A transfer learning approach for multiclass classification of Alzheimer's disease using MRI images

Front Neurosci. 2023 Jan 9:16:1050777. doi: 10.3389/fnins.2022.1050777. eCollection 2022.

Abstract

Alzheimer's is an acute degenerative disease affecting the elderly population all over the world. The detection of disease at an early stage in the absence of a large-scale annotated dataset is crucial to the clinical treatment for the prevention and early detection of Alzheimer's disease (AD). In this study, we propose a transfer learning base approach to classify various stages of AD. The proposed model can distinguish between normal control (NC), early mild cognitive impairment (EMCI), late mild cognitive impairment (LMCI), and AD. In this regard, we apply tissue segmentation to extract the gray matter from the MRI scans obtained from the Alzheimer's Disease National Initiative (ADNI) database. We utilize this gray matter to tune the pre-trained VGG architecture while freezing the features of the ImageNet database. It is achieved through the addition of a layer with step-wise freezing of the existing blocks in the network. It not only assists transfer learning but also contributes to learning new features efficiently.
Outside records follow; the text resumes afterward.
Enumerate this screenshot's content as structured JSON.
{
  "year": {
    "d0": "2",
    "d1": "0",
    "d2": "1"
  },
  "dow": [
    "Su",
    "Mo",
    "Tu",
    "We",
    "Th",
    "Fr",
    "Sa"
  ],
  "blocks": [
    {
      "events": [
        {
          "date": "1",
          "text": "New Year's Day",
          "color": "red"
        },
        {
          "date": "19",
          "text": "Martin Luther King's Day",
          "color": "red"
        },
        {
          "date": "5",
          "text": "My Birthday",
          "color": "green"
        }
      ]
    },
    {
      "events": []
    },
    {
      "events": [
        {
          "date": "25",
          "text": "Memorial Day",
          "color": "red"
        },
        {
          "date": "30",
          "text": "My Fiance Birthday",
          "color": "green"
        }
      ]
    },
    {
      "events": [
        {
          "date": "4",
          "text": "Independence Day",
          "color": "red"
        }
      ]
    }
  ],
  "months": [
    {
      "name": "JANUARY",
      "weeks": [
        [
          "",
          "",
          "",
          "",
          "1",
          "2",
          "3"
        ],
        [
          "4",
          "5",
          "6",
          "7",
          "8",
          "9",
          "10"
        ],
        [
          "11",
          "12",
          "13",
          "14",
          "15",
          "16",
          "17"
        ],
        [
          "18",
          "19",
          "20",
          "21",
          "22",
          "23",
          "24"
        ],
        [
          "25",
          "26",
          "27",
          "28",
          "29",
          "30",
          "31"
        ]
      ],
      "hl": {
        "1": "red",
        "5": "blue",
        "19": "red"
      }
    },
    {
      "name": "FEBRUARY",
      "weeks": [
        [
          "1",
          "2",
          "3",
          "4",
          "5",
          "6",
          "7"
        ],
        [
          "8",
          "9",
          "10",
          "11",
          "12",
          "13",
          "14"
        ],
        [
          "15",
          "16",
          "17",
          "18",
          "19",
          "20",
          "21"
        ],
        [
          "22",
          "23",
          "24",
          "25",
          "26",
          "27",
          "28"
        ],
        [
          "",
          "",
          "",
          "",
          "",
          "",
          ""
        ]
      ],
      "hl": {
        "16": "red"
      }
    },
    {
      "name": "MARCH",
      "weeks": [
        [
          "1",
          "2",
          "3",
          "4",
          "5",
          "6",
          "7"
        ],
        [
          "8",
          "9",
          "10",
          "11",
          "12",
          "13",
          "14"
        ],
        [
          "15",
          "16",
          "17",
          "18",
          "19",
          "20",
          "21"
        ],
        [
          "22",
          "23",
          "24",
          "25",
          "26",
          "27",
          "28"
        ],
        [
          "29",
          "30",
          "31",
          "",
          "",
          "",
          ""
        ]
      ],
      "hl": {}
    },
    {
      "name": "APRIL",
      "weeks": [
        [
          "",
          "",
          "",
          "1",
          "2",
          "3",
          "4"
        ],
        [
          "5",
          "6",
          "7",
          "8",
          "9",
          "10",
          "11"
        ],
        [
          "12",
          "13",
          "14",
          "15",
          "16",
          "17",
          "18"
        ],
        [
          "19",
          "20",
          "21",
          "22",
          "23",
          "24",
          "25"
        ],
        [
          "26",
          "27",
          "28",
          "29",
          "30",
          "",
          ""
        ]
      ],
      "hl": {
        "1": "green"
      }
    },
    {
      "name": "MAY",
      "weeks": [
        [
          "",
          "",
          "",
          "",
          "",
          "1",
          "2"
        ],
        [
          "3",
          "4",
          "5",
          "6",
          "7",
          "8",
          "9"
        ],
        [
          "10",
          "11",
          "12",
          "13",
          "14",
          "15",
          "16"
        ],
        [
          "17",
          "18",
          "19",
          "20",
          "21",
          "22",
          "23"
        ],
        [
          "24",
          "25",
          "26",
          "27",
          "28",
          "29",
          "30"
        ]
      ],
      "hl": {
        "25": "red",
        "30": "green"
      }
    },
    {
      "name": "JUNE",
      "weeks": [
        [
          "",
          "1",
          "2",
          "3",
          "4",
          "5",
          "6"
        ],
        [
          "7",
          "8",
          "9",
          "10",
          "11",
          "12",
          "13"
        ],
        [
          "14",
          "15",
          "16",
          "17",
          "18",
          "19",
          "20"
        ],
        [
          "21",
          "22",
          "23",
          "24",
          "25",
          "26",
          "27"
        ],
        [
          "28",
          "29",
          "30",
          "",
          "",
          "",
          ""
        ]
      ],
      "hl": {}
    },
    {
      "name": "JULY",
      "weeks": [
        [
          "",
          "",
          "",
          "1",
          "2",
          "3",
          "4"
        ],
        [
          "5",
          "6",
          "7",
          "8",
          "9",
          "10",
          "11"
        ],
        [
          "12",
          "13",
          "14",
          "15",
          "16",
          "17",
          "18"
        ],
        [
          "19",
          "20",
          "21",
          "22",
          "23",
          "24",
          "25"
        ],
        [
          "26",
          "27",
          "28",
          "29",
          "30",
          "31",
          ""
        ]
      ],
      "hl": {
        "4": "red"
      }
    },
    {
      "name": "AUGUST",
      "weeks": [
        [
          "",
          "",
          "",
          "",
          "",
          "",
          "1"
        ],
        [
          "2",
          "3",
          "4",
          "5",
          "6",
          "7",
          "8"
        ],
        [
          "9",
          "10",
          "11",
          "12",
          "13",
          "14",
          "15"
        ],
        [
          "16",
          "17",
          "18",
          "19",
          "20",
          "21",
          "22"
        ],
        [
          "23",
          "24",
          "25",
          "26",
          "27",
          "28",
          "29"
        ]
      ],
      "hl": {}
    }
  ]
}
Extensive experiments are conducted and results demonstrate the superiority of the proposed approach.

Keywords: Alzheimer's disease; MRI; deep learning; early diagnosis of AD; multiclass classification.

Grants and funding

This work was funded by the National Natural Science Foundation of China (NSFC62272419 and 11871438), the Natural Science Foundation of Zhejiang Province ZJNSFLZ22F020010, and Zhejiang Normal University Research Fund ZC304022915.